Ruling a call to action for lawmakers to reform public defense services in Michigan
Today, the Michigan Court of Appeals released an opinion affirming a lower court ruling in Duncan et. al. v. State of Michigan, allowing the case to move forward in Ingham County Circuit Court and denying again the State’s efforts to have the case dismissed. In the Duncan case, plaintiffs in a class action lawsuit from three counties asked the court to declare that failures in Michigan’s public defense system violated their right to counsel under the U.S. and Michigan Constitutions.
In agreeing with the lower court, the Appeals Court said, “Without an action such as this, and assuming plaintiffs’ allegations are true, indigent persons who are accused of crimes in Michigan will continue to be subject to inadequate legal representation without remedy unless such representation adversely affects the outcome. Our system of justice requires effective representation, not ineffective but non-outcome determinative representation.”
In response to today’s release from the court, Marcela Westrate, executive director of the Michigan Campaign for Justice, said that the ruling reinforces the desperate need for legislators to pick up where they left off in 2012 and adopt bipartisan indigent defense reform legislation.

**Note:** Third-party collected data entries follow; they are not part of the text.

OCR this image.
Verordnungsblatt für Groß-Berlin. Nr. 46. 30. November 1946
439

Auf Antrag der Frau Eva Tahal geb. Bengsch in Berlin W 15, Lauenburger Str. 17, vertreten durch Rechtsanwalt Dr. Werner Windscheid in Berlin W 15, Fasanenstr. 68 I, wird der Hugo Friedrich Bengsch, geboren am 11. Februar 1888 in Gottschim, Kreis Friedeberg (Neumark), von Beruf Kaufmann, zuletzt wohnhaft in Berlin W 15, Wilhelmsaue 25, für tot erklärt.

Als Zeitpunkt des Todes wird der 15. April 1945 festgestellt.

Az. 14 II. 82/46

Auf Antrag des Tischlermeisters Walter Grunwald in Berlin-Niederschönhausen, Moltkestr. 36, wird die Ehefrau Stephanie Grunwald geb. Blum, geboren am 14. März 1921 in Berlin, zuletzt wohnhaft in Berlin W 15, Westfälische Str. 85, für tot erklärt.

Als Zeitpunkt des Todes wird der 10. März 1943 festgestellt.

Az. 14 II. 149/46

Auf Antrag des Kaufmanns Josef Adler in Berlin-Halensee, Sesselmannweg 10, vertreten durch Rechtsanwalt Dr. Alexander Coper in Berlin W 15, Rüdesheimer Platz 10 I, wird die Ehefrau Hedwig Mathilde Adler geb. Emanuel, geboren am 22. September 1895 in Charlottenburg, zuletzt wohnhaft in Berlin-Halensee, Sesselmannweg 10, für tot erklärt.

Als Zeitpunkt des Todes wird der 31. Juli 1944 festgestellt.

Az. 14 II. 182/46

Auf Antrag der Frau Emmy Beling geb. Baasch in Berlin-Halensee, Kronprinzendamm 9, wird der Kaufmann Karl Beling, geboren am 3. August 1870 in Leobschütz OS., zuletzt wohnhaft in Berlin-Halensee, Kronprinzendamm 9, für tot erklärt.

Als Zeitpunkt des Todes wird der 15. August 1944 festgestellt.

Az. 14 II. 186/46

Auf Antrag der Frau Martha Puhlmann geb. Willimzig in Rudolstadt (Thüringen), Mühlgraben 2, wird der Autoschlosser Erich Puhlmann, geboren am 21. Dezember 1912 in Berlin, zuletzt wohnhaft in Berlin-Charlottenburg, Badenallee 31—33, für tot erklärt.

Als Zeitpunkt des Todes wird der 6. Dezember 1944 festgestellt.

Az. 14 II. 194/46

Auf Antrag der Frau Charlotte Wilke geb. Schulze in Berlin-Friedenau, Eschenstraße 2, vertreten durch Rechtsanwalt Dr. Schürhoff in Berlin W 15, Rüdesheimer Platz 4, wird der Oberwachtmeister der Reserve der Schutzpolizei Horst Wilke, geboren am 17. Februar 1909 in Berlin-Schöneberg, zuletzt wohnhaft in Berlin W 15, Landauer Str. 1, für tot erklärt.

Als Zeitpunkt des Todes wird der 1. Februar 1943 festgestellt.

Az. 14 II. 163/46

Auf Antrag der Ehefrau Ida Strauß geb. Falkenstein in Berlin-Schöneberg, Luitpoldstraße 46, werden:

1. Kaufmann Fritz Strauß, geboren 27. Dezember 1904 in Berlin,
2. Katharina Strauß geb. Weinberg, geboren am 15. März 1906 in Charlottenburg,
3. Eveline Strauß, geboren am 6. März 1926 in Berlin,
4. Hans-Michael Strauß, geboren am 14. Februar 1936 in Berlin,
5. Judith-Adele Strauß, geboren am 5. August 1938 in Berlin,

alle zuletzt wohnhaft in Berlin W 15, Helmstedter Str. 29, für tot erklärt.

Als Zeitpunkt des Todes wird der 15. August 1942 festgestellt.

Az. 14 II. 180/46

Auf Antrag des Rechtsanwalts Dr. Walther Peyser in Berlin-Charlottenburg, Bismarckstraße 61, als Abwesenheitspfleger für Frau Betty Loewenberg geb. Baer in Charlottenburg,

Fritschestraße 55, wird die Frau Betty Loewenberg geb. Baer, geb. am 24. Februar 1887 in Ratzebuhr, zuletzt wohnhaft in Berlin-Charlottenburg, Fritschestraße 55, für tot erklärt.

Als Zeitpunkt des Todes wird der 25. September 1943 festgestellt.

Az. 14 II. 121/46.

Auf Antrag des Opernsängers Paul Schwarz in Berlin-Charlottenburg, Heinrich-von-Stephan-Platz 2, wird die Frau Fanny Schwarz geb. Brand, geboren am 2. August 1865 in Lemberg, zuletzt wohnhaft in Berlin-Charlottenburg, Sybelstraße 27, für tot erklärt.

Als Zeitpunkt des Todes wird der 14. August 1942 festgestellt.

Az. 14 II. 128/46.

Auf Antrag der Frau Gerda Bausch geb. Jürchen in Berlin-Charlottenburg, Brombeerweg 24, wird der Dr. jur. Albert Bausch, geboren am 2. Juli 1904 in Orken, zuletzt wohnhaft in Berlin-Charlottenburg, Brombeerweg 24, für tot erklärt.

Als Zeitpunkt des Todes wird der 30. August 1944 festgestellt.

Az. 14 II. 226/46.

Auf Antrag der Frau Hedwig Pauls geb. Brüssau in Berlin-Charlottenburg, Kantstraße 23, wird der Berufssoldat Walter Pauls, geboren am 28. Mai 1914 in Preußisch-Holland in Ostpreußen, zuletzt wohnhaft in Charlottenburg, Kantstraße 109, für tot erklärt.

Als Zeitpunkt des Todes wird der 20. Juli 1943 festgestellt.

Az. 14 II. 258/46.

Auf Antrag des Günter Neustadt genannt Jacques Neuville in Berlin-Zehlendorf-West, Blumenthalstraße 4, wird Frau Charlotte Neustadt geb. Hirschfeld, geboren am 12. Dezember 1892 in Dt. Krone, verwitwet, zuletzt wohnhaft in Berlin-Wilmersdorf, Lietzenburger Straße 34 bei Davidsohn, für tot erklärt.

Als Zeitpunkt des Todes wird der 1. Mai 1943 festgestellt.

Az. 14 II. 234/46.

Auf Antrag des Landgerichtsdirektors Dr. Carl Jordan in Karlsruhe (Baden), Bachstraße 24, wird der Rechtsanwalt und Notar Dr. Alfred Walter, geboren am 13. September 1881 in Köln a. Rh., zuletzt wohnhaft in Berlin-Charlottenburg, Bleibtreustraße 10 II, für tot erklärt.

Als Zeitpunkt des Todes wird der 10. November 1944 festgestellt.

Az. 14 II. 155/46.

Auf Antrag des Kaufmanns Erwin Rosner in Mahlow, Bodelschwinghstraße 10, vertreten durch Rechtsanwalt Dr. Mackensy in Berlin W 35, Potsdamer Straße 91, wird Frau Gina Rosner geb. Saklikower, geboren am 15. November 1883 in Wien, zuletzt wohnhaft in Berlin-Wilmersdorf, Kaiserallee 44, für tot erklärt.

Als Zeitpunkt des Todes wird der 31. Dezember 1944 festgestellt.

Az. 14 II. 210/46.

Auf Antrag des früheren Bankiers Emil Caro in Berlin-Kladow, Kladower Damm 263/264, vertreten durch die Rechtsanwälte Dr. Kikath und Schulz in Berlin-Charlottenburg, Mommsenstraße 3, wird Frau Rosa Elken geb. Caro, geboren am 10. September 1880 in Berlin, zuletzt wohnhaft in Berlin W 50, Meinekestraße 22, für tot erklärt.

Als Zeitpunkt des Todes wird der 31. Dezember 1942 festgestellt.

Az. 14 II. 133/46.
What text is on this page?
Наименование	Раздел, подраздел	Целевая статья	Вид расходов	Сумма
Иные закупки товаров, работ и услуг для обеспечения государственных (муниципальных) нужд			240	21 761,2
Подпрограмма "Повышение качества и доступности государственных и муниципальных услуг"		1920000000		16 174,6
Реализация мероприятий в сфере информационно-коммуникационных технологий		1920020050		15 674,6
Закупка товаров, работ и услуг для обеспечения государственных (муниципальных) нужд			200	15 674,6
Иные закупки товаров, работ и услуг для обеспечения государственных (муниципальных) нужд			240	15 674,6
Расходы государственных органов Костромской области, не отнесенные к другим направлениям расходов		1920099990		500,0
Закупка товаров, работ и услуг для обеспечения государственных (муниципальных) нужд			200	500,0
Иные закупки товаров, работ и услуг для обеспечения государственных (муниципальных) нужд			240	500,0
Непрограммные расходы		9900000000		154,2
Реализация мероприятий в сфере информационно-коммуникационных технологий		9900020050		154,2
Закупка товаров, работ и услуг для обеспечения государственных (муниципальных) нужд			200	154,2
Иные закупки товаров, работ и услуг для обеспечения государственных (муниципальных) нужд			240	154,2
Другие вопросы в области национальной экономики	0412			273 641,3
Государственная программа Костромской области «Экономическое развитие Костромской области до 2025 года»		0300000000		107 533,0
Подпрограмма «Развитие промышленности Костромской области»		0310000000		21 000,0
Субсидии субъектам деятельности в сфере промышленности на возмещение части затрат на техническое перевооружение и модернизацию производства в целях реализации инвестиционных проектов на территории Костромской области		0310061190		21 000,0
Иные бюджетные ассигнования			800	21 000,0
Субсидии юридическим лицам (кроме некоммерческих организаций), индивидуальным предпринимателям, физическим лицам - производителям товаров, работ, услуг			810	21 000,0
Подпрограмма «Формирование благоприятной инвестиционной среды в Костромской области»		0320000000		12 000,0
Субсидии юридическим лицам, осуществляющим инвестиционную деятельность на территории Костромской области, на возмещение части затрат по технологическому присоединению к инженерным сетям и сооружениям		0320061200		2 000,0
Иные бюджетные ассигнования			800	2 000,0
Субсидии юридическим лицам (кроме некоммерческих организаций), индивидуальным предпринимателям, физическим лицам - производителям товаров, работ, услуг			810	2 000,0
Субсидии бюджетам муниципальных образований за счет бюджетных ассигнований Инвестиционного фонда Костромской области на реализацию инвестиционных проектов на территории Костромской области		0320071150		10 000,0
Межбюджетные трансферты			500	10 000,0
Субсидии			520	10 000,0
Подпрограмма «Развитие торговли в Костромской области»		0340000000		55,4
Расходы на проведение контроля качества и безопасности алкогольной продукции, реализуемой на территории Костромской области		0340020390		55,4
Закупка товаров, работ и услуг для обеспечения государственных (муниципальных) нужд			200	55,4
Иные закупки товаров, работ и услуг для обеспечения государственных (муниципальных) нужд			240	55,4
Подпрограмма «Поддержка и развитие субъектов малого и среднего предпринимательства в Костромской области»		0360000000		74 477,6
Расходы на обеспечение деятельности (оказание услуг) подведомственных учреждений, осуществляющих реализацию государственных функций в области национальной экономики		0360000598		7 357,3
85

“This ruling is very important for our system as a whole but also as a call to action for state legislators that reform is needed and that their work on this important constitutional problem is required. Indigent defense reform was not on the list of issues completed in the last legislative session, but lawmakers have been working on it again this spring and now is the time to make it happen.”
In June 2012, State Reps. Tom McMillin (R-Rochester Hills) and Ellen Lipton (D-Huntington Woods) introduced bipartisan legislation creating a new statewide, permanent commission to oversee indigent defense services in Michigan. The commission would establish statewide standards, identify and share best practices and provide recommendations for funding, bringing the state closer to constitutional compliance than it has ever been. The legislation attracted more than 65 co-sponsors in the State House, both Republicans and Democrats, and was approved by the House in early November with amendments adding oversight by the Michigan Supreme Court.